2) It is unlikely that Walker's large armed party traveled to California for "spiritual reasons." Many historians believe the expedition was motivated by a combination of military and commercial objectives.
3) The "journal" of Walker's clerk, Zenas Leonard, was written, largely from memory, five years after the expedition and therefore cannot be relied upon for detailed factual accuracy.
4) It is impossible to identify with certainty which Great Basin lake (if any) Leonard had in mind when he described one with floating stones and water suitable for washing clothes. Far from "sitting improbably" in the desert, Mono Lake is one of a number of large alkaline desert lakes in the western Great Basin; Leonard describes at least four of them in his Narrative. His descriptions of the country traversed, both on the approach to and after leaving the lake in question, make it highly doubtful that Walker's group could have reached Mono Lake. A far more likely alternative is Walker Lake in Nevada.

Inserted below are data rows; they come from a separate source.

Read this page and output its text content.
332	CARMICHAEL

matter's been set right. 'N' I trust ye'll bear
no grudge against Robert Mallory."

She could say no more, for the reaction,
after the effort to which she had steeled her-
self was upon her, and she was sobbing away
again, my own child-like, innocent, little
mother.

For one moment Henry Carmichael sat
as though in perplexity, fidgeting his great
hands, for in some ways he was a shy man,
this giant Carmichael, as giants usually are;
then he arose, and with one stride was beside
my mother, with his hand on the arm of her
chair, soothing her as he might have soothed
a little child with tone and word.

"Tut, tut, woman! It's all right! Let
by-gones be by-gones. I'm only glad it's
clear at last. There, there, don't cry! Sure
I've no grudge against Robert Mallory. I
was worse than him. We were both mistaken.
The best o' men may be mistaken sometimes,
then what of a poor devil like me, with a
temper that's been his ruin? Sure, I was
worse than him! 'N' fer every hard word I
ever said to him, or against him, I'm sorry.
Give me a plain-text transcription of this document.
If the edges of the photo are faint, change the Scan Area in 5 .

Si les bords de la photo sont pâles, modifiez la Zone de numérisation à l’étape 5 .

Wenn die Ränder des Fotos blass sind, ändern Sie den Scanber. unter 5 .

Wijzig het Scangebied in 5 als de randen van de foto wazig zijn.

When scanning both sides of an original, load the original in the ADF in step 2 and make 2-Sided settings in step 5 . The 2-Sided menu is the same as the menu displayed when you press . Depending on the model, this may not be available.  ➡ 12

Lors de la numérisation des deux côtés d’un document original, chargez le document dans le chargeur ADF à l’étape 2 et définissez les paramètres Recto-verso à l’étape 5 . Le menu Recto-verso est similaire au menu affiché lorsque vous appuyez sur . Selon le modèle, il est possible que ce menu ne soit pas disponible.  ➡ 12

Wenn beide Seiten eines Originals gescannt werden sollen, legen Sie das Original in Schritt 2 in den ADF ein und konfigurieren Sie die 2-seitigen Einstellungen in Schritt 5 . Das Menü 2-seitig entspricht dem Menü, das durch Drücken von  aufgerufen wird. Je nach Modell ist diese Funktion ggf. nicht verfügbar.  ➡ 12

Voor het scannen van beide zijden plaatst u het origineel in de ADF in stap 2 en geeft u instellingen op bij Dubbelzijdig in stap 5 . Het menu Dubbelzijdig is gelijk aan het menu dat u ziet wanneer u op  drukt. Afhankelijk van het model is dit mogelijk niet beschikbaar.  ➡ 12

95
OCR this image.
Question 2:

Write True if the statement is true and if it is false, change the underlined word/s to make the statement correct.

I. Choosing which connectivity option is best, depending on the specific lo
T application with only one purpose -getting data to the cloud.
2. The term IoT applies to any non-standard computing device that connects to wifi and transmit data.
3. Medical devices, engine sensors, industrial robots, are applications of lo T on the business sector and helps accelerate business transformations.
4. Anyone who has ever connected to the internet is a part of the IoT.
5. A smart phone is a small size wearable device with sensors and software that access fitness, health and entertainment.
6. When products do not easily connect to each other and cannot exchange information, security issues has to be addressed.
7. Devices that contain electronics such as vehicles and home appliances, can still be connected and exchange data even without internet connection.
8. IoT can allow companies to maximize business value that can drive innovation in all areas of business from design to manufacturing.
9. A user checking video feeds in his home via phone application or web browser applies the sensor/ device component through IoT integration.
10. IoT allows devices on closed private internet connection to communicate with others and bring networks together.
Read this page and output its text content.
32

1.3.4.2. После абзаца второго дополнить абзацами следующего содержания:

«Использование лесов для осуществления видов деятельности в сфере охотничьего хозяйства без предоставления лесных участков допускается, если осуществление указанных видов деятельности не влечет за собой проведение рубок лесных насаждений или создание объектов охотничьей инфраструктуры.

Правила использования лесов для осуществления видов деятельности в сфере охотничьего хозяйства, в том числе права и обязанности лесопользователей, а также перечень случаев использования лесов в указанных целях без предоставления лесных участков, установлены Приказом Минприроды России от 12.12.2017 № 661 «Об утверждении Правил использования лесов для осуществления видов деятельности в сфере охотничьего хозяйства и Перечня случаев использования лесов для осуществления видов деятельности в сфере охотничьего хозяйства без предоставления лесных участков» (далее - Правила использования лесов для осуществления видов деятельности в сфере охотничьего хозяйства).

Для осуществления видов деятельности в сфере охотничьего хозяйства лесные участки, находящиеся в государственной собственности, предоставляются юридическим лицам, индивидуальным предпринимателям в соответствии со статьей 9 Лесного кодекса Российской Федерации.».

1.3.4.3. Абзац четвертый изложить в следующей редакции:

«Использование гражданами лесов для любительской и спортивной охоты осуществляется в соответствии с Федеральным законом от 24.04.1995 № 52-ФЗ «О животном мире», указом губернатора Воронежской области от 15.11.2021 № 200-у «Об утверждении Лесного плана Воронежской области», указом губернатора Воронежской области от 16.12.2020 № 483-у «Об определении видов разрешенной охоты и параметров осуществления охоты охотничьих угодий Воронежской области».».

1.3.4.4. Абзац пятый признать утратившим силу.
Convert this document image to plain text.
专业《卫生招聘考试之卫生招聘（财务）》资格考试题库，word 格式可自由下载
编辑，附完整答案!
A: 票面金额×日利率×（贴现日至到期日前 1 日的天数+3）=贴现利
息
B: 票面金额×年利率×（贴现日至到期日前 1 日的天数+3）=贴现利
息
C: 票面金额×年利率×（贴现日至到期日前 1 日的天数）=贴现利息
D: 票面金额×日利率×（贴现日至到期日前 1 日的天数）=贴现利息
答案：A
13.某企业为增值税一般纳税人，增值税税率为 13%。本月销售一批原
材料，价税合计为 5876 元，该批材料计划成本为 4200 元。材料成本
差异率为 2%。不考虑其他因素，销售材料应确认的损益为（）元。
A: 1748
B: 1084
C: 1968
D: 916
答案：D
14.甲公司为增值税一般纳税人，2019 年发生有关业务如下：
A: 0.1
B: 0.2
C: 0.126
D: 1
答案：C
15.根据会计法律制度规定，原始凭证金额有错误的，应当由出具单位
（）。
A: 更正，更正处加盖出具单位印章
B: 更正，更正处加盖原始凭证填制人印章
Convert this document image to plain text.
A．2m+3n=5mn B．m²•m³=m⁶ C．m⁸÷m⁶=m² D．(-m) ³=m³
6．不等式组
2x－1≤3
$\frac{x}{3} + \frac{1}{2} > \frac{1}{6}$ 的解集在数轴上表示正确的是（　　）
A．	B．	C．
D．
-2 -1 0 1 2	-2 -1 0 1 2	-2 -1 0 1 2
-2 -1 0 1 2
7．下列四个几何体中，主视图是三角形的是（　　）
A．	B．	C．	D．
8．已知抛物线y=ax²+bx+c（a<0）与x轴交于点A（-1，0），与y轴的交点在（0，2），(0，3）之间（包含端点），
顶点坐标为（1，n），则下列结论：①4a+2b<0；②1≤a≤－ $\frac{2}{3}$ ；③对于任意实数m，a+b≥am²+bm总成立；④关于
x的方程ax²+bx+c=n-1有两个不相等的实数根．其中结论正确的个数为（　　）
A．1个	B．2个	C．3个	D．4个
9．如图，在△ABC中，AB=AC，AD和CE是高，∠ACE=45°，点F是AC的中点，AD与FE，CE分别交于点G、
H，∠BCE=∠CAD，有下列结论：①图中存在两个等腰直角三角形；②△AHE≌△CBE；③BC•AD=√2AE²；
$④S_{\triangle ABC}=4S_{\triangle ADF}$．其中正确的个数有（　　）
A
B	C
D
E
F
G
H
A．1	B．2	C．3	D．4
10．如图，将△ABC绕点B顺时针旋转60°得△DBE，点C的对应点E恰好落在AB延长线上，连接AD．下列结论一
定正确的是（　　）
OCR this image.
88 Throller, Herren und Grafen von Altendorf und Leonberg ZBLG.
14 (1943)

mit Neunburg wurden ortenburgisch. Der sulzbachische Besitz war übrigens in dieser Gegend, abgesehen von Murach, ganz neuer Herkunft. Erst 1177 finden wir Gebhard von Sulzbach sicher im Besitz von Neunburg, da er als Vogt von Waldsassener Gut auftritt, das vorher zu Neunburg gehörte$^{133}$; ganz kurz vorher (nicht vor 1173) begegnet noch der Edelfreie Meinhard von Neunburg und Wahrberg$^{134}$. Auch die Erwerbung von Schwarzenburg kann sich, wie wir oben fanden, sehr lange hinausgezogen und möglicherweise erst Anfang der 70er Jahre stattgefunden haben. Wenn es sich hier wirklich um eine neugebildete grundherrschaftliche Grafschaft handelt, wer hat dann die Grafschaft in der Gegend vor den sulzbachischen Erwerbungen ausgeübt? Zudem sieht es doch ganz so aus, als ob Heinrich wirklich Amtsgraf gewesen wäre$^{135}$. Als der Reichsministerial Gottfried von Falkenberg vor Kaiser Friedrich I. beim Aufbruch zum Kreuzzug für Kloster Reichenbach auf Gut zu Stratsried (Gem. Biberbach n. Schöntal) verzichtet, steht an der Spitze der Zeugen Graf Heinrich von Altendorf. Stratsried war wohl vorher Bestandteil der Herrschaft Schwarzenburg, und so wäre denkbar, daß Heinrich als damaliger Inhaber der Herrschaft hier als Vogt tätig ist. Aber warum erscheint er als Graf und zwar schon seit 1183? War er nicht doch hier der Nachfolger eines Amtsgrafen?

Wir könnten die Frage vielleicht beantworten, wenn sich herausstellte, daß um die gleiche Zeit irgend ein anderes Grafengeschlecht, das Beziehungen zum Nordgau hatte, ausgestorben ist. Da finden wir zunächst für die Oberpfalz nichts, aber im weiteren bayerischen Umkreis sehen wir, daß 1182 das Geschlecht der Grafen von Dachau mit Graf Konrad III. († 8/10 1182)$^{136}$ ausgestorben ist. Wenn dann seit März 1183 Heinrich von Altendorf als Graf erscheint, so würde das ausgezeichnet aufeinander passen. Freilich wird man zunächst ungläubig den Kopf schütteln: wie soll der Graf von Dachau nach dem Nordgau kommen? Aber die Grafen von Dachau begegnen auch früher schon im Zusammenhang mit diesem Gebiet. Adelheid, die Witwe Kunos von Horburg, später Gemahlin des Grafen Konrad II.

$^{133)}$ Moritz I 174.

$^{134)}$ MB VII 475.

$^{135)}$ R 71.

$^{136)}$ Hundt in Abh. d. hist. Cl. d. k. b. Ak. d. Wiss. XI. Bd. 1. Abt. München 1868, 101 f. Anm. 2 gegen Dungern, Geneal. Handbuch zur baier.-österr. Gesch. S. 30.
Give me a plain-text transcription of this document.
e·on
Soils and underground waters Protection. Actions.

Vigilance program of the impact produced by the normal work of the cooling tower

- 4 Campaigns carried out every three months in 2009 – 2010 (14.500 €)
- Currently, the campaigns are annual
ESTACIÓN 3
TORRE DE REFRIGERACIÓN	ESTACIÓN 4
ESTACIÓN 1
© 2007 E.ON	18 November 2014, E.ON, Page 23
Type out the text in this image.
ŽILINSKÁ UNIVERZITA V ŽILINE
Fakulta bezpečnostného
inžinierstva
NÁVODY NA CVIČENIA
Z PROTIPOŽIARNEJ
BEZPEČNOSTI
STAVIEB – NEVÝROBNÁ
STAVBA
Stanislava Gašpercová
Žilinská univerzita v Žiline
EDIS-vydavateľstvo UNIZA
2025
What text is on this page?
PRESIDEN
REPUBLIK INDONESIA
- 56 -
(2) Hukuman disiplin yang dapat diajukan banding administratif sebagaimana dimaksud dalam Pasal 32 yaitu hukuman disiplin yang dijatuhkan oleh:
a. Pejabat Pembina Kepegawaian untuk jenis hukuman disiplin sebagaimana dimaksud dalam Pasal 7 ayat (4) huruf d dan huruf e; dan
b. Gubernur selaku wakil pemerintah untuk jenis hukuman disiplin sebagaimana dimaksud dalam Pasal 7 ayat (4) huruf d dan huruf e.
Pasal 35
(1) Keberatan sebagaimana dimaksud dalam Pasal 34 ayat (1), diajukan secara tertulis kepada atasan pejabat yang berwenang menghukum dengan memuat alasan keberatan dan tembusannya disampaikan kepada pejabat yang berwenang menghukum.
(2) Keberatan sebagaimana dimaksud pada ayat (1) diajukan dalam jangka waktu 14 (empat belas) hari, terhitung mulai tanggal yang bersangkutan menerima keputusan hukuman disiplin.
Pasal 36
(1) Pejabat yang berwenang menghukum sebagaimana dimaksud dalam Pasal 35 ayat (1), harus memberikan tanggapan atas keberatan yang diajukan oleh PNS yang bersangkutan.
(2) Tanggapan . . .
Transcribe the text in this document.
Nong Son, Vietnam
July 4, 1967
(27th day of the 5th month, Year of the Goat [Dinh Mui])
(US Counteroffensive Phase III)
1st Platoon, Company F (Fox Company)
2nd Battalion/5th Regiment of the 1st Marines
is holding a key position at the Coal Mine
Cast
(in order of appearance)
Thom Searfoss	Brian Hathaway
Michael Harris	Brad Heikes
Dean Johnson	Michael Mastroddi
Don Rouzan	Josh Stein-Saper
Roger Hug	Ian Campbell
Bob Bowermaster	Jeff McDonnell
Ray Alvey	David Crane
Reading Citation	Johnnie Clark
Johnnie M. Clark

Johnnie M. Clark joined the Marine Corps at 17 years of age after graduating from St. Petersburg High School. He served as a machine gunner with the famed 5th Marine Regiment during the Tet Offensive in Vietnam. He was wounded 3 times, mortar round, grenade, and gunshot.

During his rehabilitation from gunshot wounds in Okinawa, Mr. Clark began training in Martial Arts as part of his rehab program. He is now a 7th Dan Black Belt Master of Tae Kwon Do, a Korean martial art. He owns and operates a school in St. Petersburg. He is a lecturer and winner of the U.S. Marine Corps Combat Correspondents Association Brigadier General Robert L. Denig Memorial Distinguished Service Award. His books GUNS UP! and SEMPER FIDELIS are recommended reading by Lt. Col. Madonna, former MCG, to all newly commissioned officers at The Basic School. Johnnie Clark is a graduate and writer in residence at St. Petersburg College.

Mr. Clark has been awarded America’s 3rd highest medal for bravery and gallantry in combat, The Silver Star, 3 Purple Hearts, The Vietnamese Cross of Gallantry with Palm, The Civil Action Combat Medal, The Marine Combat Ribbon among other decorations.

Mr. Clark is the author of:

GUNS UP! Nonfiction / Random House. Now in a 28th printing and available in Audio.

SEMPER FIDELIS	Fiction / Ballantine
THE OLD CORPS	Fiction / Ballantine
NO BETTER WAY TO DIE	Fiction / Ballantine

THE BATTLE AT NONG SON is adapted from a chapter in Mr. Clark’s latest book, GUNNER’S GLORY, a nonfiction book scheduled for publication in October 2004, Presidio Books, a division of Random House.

I think it is important that Walker not be credited with a discovery he never made. The most important sightings of his 1833 expedition, of Yosemite Valley and the first grove of giant sequoias, are more than sufficient to make his journey memorable. The discoverer of Mono Lake was Lieutenant Tredwell Moore of the 2nd Infantry, who led a party of soldiers to its shores in 1852.
? Gilbert agrees it is "impossible to identify with certainty" which Great Basin lake Leonard was describing. However, he sides with those historians who believe it was Mono Lake and that Walker's party was the first to discover it. Gilbert sets forth his arguments in his new book, Westering Man: The Life of Joseph Walker (Atheneum, $17.95), to be published this month. It was from research for the Walker biography that Gilbert also drew an earlier SI article, on Captain William Drummond Stewart and the mountain men ("Thar Was Old Grit in Him," Jan. 17). As for Walker & Co.'s being the first white men to cross the Great Basin and the central Sierra Nevada, Gilbert said only that they were the first to cross "to the Pacific."—ED.